Each day I rise from slumber, put on some clothes, start my computer (and Faye's), stagger out to the kitchen, pour myself a cup of coffee, wander back to the computer, and go through my mental exercises: two solitaire games, one jigsaw puzzle, and at least one crossword puzzle. It has become a ritual of sorts. 7 days a week.

I believe it helps me sweep the cobwebs from my brain but it probably doesn't. On the other hand, it cannot make things worse so it is likely harmless.

For 34 years, I worked for the Bell System (Southern Bell, Pacific Telephone, and AT&T)... solving puzzles for its customers.

I have been reading a book by Michael Connelly of late. The Black Box. A Hieronymus, "Harry", Bosch novel. Harry Bosch is a detective with the LAPD assigned to the Open-Unsolved Unit. He takes new looks at cold cases.

I can relate. One of the things I used to do when I was bored at work (or ran out of current trouble tickets) was to dig up the oldest trouble tickets and try to fix the problems I found. Some had been around so long that the paper of the tickets had become brittle. One of the oldest of these had been around since shortly after the office I was working in at the time (an old SxS* switch) was opened in the 30's. It took me a few days to find the problem, maybe a couple of weeks.

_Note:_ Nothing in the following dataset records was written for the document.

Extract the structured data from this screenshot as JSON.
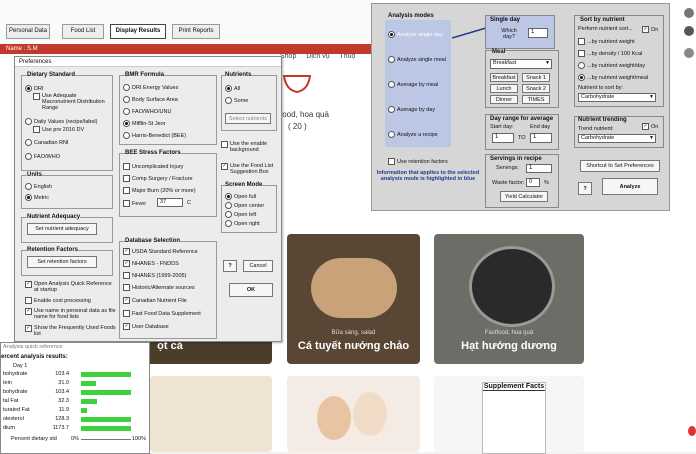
{
  "app_tabs": [
    "Personal Data",
    "Food List",
    "Display Results",
    "Print Reports"
  ],
  "name_bar": "Name : S.M",
  "web": {
    "nav": [
      "Shop",
      "Dịch vụ",
      "Thuộ"
    ],
    "partial_text": "food, hoa quả",
    "count": "( 20 )",
    "cards": [
      {
        "tag": "",
        "title": "ọt cà"
      },
      {
        "tag": "Bữa sáng, salad",
        "title": "Cá tuyết nướng chảo"
      },
      {
        "tag": "Fastfood, hoa quả",
        "title": "Hạt hướng dương"
      }
    ],
    "supplement_label": "Supplement Facts"
  },
  "prefs": {
    "title": "Preferences",
    "dietary_standard": {
      "label": "Dietary Standard",
      "options": [
        "DRI",
        "Use Adequate Macronutrient Distribution Range",
        "Daily Values (recipe/label)",
        "Use pre 2016 DV",
        "Canadian RNI",
        "FAO/WHO"
      ]
    },
    "bmr": {
      "label": "BMR Formula",
      "options": [
        "DRI Energy Values",
        "Body Surface Area",
        "FAO/WHO/UNU",
        "Mifflin-St Jeor",
        "Harris-Benedict (BEE)"
      ]
    },
    "nutrients": {
      "label": "Nutrients",
      "options": [
        "All",
        "Some"
      ],
      "button": "Select nutrients"
    },
    "bee_stress": {
      "label": "BEE Stress Factors",
      "options": [
        "Uncomplicated Injury",
        "Comp Surgery / Fracture",
        "Major Burn (20% or more)",
        "Fever"
      ],
      "fever_value": "37",
      "fever_unit": "C"
    },
    "extra_checks": [
      "Use the enable background",
      "Use the Food List Suggestion Box"
    ],
    "units": {
      "label": "Units",
      "options": [
        "English",
        "Metric"
      ]
    },
    "screen_mode": {
      "label": "Screen Mode",
      "options": [
        "Open full",
        "Open center",
        "Open left",
        "Open right"
      ]
    },
    "adequacy": {
      "label": "Nutrient Adequacy",
      "button": "Set nutrient adequacy"
    },
    "retention": {
      "label": "Retention Factors",
      "button": "Set retention factors"
    },
    "misc_checks": [
      "Open Analysis Quick Reference at startup",
      "Enable cost processing",
      "Use name in personal data as file name for food lists",
      "Show the Frequently Used Foods list"
    ],
    "database": {
      "label": "Database Selection",
      "options": [
        "USDA Standard Reference",
        "NHANES - FNDDS",
        "NHANES (1999-2005)",
        "Historic/Alternate sources",
        "Canadian Nutrient File",
        "Fast Food Data Supplement",
        "User Database"
      ]
    },
    "buttons": {
      "help": "?",
      "cancel": "Cancel",
      "ok": "OK"
    }
  },
  "analysis": {
    "modes": {
      "label": "Analysis modes",
      "options": [
        "Analyze single day",
        "Analyze single meal",
        "Average by meal",
        "Average by day",
        "Analyze a recipe"
      ]
    },
    "single_day": {
      "label": "Single day",
      "which": "Which day?",
      "value": "1"
    },
    "meal": {
      "label": "Meal",
      "selected": "Breakfast",
      "buttons": [
        "Breakfast",
        "Snack 1",
        "Lunch",
        "Snack 2",
        "Dinner",
        "TIMES"
      ]
    },
    "day_range": {
      "label": "Day range for average",
      "start_label": "Start day:",
      "end_label": "End day",
      "start": "1",
      "to": "TO",
      "end": "1"
    },
    "retention_check": "Use retention factors",
    "note": "Information that applies to the selected analysis mode is highlighted in blue",
    "servings": {
      "label": "Servings in recipe",
      "servings_label": "Servings:",
      "servings_value": "1",
      "waste_label": "Waste factor:",
      "waste_value": "0",
      "waste_unit": "%",
      "button": "Yield Calculator"
    },
    "sort": {
      "label": "Sort by nutrient",
      "perform": "Perform nutrient sort...",
      "on": "On",
      "options": [
        "...by nutrient weight",
        "...by density / 100 Kcal",
        "...by nutrient weight/day",
        "...by nutrient weight/meal"
      ],
      "sort_label": "Nutrient to sort by:",
      "sort_value": "Carbohydrate"
    },
    "trending": {
      "label": "Nutrient trending",
      "trend_label": "Trend nutrient:",
      "on": "On",
      "value": "Carbohydrate"
    },
    "shortcut": "Shortcut to Set Preferences",
    "help": "?",
    "analyze": "Analyze"
  },
  "quick_ref": {
    "title": "Analysis quick reference",
    "heading": "ercent analysis results:",
    "day": "Day 1",
    "rows": [
      {
        "label": "bohydrate",
        "value": "103.4",
        "pct": 1.0
      },
      {
        "label": "tein",
        "value": "31.0",
        "pct": 0.3
      },
      {
        "label": "bohydrate",
        "value": "103.4",
        "pct": 1.0
      },
      {
        "label": "tal Fat",
        "value": "32.3",
        "pct": 0.32
      },
      {
        "label": "turated Fat",
        "value": "11.9",
        "pct": 0.12
      },
      {
        "label": "olesterol",
        "value": "128.3",
        "pct": 1.0
      },
      {
        "label": "dium",
        "value": "1173.7",
        "pct": 1.0
      }
    ],
    "footer": "Percent dietary std",
    "scale_min": "0%",
    "scale_max": "100%"
  },
  "colors": {
    "bar": "#3dd13d",
    "accent_blue": "#1f3a93",
    "mode_highlight": "#bcc7e6",
    "name_bar": "#c0392b"
  }
}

Old troubles get shuffled to the bottom of the pile easily enough and linger there while workers ignore them. Most people I worked with did not want the challenge they represented. I can understand that. They were frustrating. You knew that they had been looked at by many over the years, many who failed to make much headway in solving the problems they represented, and they rarely documented what they did. It was the newbies, mostly, who bothered to even read them. Newbies are still curious, still interested. After a few years most lose their curiosity and begin ignoring the "oldies" also.

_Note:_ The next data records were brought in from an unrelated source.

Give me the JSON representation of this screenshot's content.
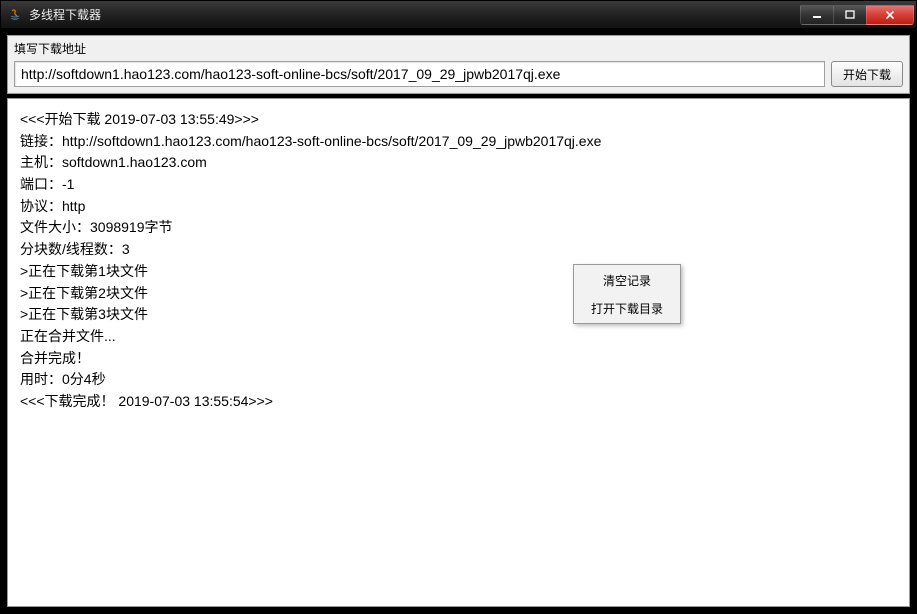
{
  "window": {
    "title": "多线程下载器"
  },
  "panel": {
    "label": "填写下载地址",
    "url_value": "http://softdown1.hao123.com/hao123-soft-online-bcs/soft/2017_09_29_jpwb2017qj.exe",
    "start_label": "开始下载"
  },
  "log_lines": [
    "<<<开始下载 2019-07-03 13:55:49>>>",
    "链接：http://softdown1.hao123.com/hao123-soft-online-bcs/soft/2017_09_29_jpwb2017qj.exe",
    "主机：softdown1.hao123.com",
    "端口：-1",
    "协议：http",
    "文件大小：3098919字节",
    "分块数/线程数：3",
    ">正在下载第1块文件",
    ">正在下载第2块文件",
    ">正在下载第3块文件",
    "正在合并文件...",
    "合并完成！",
    "用时：0分4秒",
    "<<<下载完成！ 2019-07-03 13:55:54>>>"
  ],
  "menu": {
    "clear": "清空记录",
    "open_dir": "打开下载目录"
  }
}
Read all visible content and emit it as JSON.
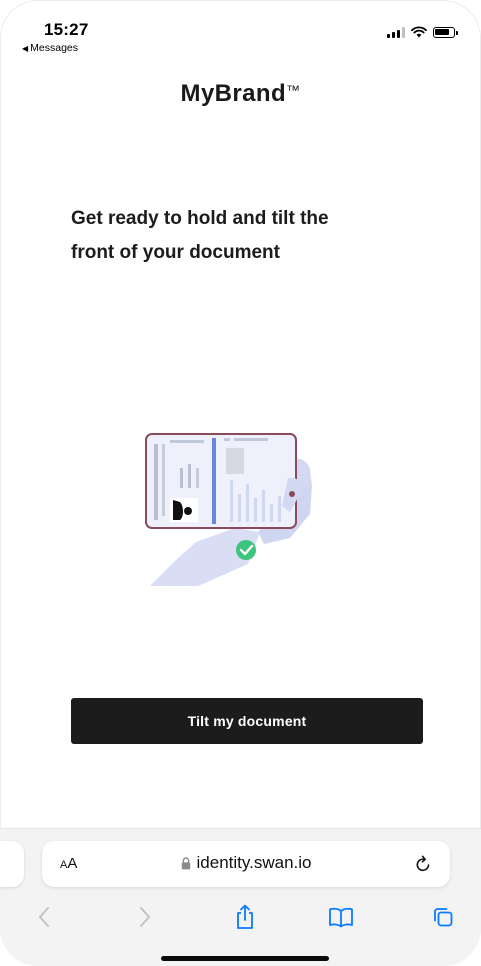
{
  "status_bar": {
    "time": "15:27",
    "back_label": "Messages"
  },
  "brand": {
    "name": "MyBrand",
    "mark": "™"
  },
  "content": {
    "heading_line1": "Get ready to hold and tilt the",
    "heading_line2": "front of your document",
    "illustration_icon": "hand-holding-id-document-icon",
    "button_label": "Tilt my document"
  },
  "browser": {
    "text_size_label_small": "A",
    "text_size_label_large": "A",
    "url": "identity.swan.io",
    "icons": {
      "lock": "lock-icon",
      "reload": "reload-icon",
      "back": "back-chevron-icon",
      "forward": "forward-chevron-icon",
      "share": "share-icon",
      "bookmarks": "bookmarks-icon",
      "tabs": "tabs-icon"
    }
  },
  "colors": {
    "button_bg": "#1c1c1c",
    "accent_blue": "#0a7aff",
    "check_green": "#3dc47e",
    "doc_frame": "#8c4a5a"
  }
}
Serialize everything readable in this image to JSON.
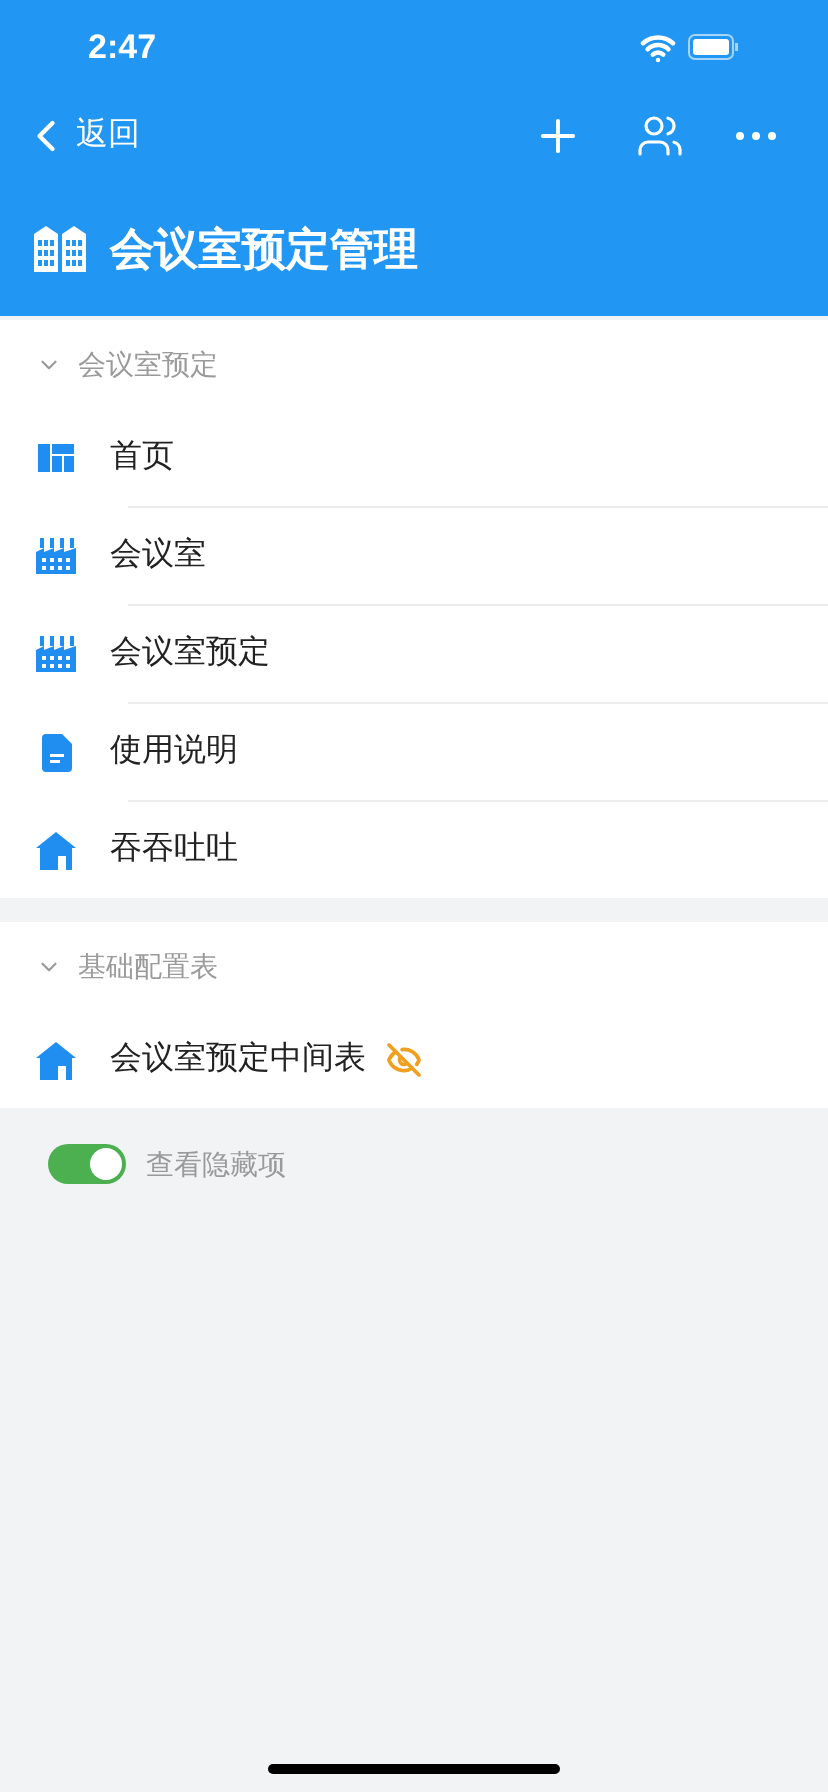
{
  "status_bar": {
    "time": "2:47"
  },
  "nav_bar": {
    "back_label": "返回"
  },
  "title": "会议室预定管理",
  "sections": [
    {
      "title": "会议室预定",
      "expanded": true,
      "items": [
        {
          "label": "首页",
          "kind": "dashboard",
          "hidden": false
        },
        {
          "label": "会议室",
          "kind": "factory",
          "hidden": false
        },
        {
          "label": "会议室预定",
          "kind": "factory",
          "hidden": false
        },
        {
          "label": "使用说明",
          "kind": "document",
          "hidden": false
        },
        {
          "label": "吞吞吐吐",
          "kind": "house",
          "hidden": false
        }
      ]
    },
    {
      "title": "基础配置表",
      "expanded": true,
      "items": [
        {
          "label": "会议室预定中间表",
          "kind": "house",
          "hidden": true
        }
      ]
    }
  ],
  "show_hidden": {
    "label": "查看隐藏项",
    "on": true
  }
}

I would run out of trouble tickets or just be bored with the "easy ones" that crop up every day. Easily solved troubles didn't interest me so much. At these times, I would happily grab the oldest tickets. In fact, I often worked the oldest tickets first. I knew others had at least scanned them, maybe made a few attempts to resolve them, and put them back in the trouble ticket bin in favor of something more easily cleared. I suppose most feel clearing a lot of troubles is what they are there for and, so, spending more than a hour or so on a trouble would lower their output. Probably true.

I was more than happy to grab the old, repeat, and chronic troubles to work on. I rarely had to have help with them and I could work on my own (which I preferred) most of the time. Some of these required getting assistance from other work groups or offices. That was ok, too, though it was often tough to get more than cursory attention from those folks. But I was persistent... and tenacious... and probably seen as a PITA because of it. And I cleared everything I could. I don't recall leaving any behind when I left an office to go elsewhere.

Maybe I could have been a good detective.


*Step by Step

2 comments:

Tom Sightings said...

Just finished reading The Black Box. I'm a big Michael Connelly fan. I myself am more in the leave-well-enough-alone camp; but it's good there are people like you and Harry Bosch.

Douglas said...

Tom, I love the Bosch books but wasn't all that impressed by the Lincoln Lawyer.